Шопен ужасно терял силы. Его «катар» (Санд не хотела верить, что он кашляет по какой-то другой причине) повергал его в состояние изнеможения и слабости. Жорж страдала, что не может дать ему лучшего питания, и разражалась страшным гневом по поводу украденного служанками бульона и не вовремя доставленного свежего хлеба. Чем дальше шла зима, тем больше грусть парализовала усилия Санд быть веселой и безмятежной:
Состояние нашего больного ухудшалось с каждым днем, ветер выл в овраге, дождь стучал в окна, удары грома проникали через толстые стены и нарушали зловещими звуками веселый смех и игры детей.

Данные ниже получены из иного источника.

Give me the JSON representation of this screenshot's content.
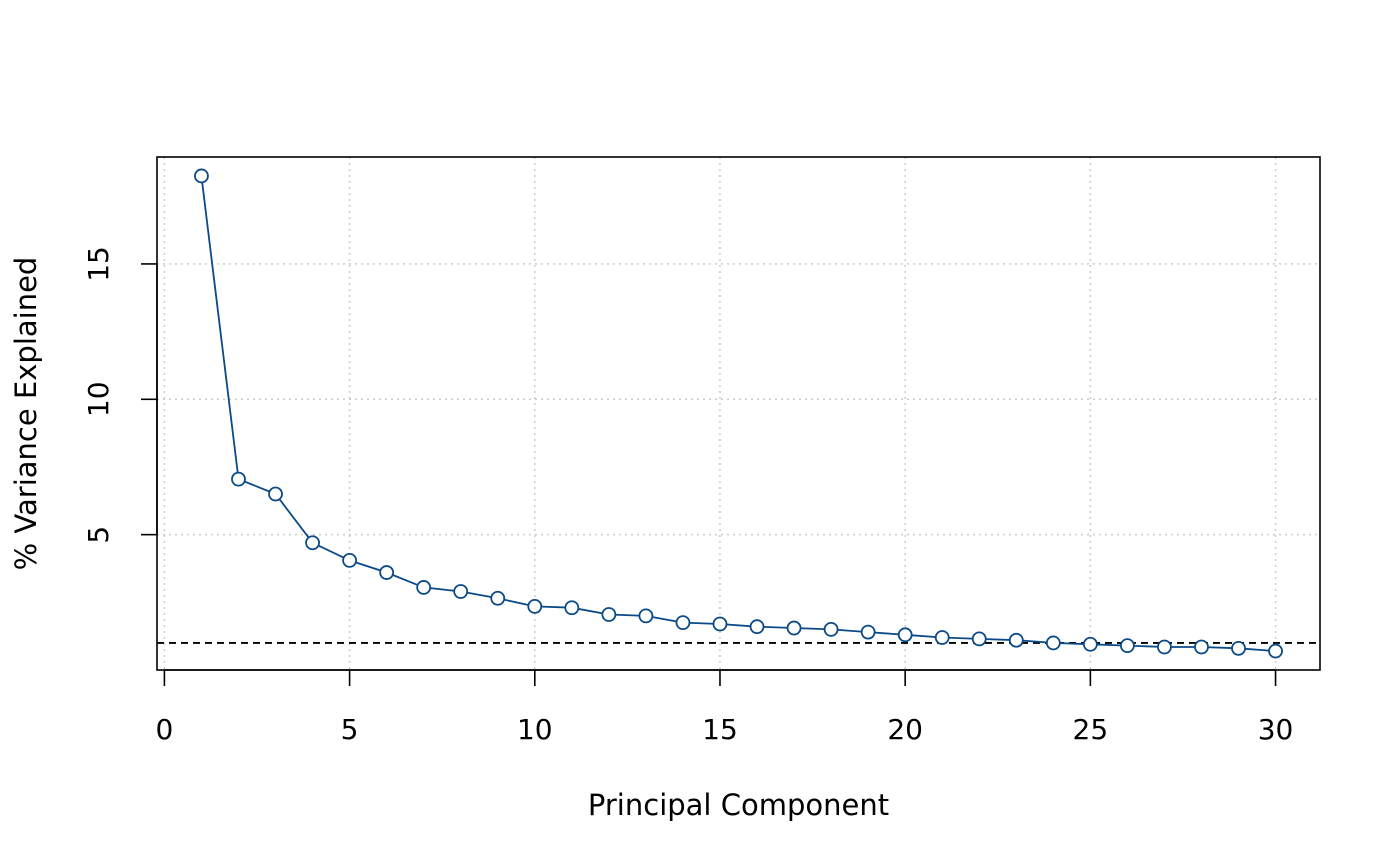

Орлы и стервятники, обнаглев в сгустившемся тумане, сожрали наших бедных пташек, укрывшихся на гранатовом дереве у моего окна. Бурное море не давало лодкам выйти из порта; мы чувствовали себя узниками, далекими от медицинской помощи и действенного сочувствия. Казалось, что смерть витает над нашими головами, чтобы схватить кого-нибудь из нас, а мы были одиноки и не были в состоянии отстоять ее жертву…

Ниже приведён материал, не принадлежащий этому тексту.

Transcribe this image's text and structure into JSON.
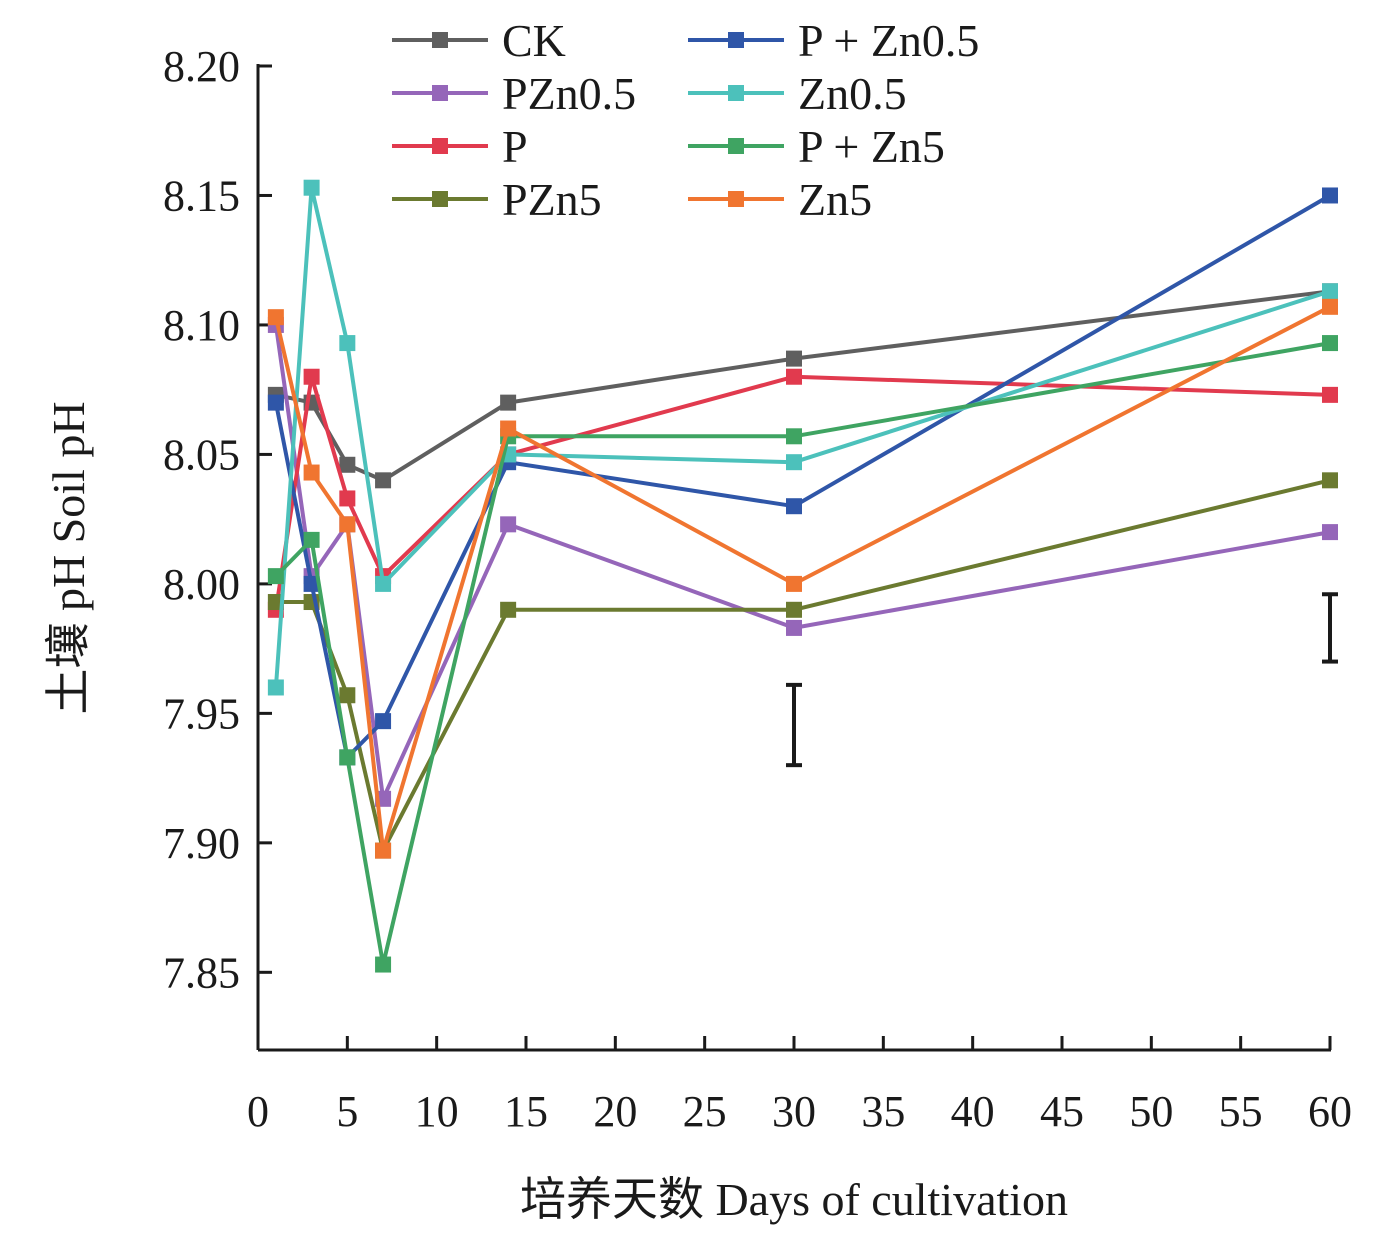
{
  "chart_data": {
    "type": "line",
    "title": "",
    "xlabel": "培养天数 Days of cultivation",
    "ylabel": "土壤 pH Soil pH",
    "xlim": [
      0,
      60
    ],
    "ylim": [
      7.82,
      8.2
    ],
    "x_ticks": [
      0,
      5,
      10,
      15,
      20,
      25,
      30,
      35,
      40,
      45,
      50,
      55,
      60
    ],
    "x_tick_labels": [
      "0",
      "5",
      "10",
      "15",
      "20",
      "25",
      "30",
      "35",
      "40",
      "45",
      "50",
      "55",
      "60"
    ],
    "y_ticks": [
      7.85,
      7.9,
      7.95,
      8.0,
      8.05,
      8.1,
      8.15,
      8.2
    ],
    "y_tick_labels": [
      "7.85",
      "7.90",
      "7.95",
      "8.00",
      "8.05",
      "8.10",
      "8.15",
      "8.20"
    ],
    "grid": false,
    "legend_position": "top",
    "x": [
      1,
      3,
      5,
      7,
      14,
      30,
      60
    ],
    "series": [
      {
        "name": "CK",
        "color": "#5f5f5f",
        "values": [
          8.073,
          8.07,
          8.046,
          8.04,
          8.07,
          8.087,
          8.113
        ]
      },
      {
        "name": "PZn0.5",
        "color": "#9566b9",
        "values": [
          8.1,
          8.003,
          8.023,
          7.917,
          8.023,
          7.983,
          8.02
        ]
      },
      {
        "name": "P",
        "color": "#e13a4e",
        "values": [
          7.99,
          8.08,
          8.033,
          8.003,
          8.05,
          8.08,
          8.073
        ]
      },
      {
        "name": "PZn5",
        "color": "#6b7a30",
        "values": [
          7.993,
          7.993,
          7.957,
          7.897,
          7.99,
          7.99,
          8.04
        ]
      },
      {
        "name": "P + Zn0.5",
        "color": "#2f56a8",
        "values": [
          8.07,
          8.0,
          7.933,
          7.947,
          8.047,
          8.03,
          8.15
        ]
      },
      {
        "name": "Zn0.5",
        "color": "#4cc1bb",
        "values": [
          7.96,
          8.153,
          8.093,
          8.0,
          8.05,
          8.047,
          8.113
        ]
      },
      {
        "name": "P + Zn5",
        "color": "#3fa462",
        "values": [
          8.003,
          8.017,
          7.933,
          7.853,
          8.057,
          8.057,
          8.093
        ]
      },
      {
        "name": "Zn5",
        "color": "#f07530",
        "values": [
          8.103,
          8.043,
          8.023,
          7.897,
          8.06,
          8.0,
          8.107
        ]
      }
    ],
    "error_bars": [
      {
        "x": 30,
        "low": 7.93,
        "high": 7.961
      },
      {
        "x": 60,
        "low": 7.97,
        "high": 7.996
      }
    ]
  }
}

Местный доктор поставил диагноз — горловая чахотка — и прописал кровопускания и диету. Санд считала, что кровопускание может быть смертельным, и отказывалась от мысли, что это чахотка. «Я ухаживала за многими больными, — пишет она, — и всегда у меня был верный инстинкт».
Несмотря на такие страдания, Шопен работал. Он сочинил во время своего пребывания на Майорке баллады, прелюдии, многие из которых, как говорят (хотя это сомнительно), были навеяны его тоской в то время, когда Жорж, уехавшая с детьми на какую-нибудь ночную прогулку, запаздывала с возвращением домой.
Мы торопились, — пишет Санд, — помня, что наш больной волнуется. Он и в самом деле очень сильно беспокоился, но как будто застыл в спокойном отчаянии. Играя восхитительную прелюдию, он плакал. Когда он увидел, что мы входим, он встал, вскрикнул, а потом произнес с отрешенным видом и очень странным тоном: «Ах, ведь я знал, что вы умерли!..» Когда же он пришел в себя и увидел, в каком мы состоянии, он заболел при одной мысли, каким опасностям мы подвергались; но уже позднее он признался мне, что, ожидая нашего возвращения, он видел все это во сне и, не отличая сон от действительности, успокоился, забылся за игрой на пианино, убежденный, что сам он тоже умер. Он видел, что утонул в озере, что тяжелые ледяные капли воды мерно падали ему на грудь, но когда я заставила его прислушаться к шуму капель воды, мерно стучавших по крыше, он сказал, что не слышит их. Он даже рассердился, когда я это назвала имитирующей гармонией. Он яростно протестовал против наивности этих подражаний для слуха, и он был прав. Его гений был полон таинственной гармонии природы, которую его музыкальная мысль выражала равноценно, но возвышенным образом, а не рабским повторением внешних звуков. Его сочинение, написанное в тот вечер, полно звуков дождевых капель, стучавших по гулким крышам обители, но в его воображении и в его песне они претворились в слезы, падающие с неба на его сердце.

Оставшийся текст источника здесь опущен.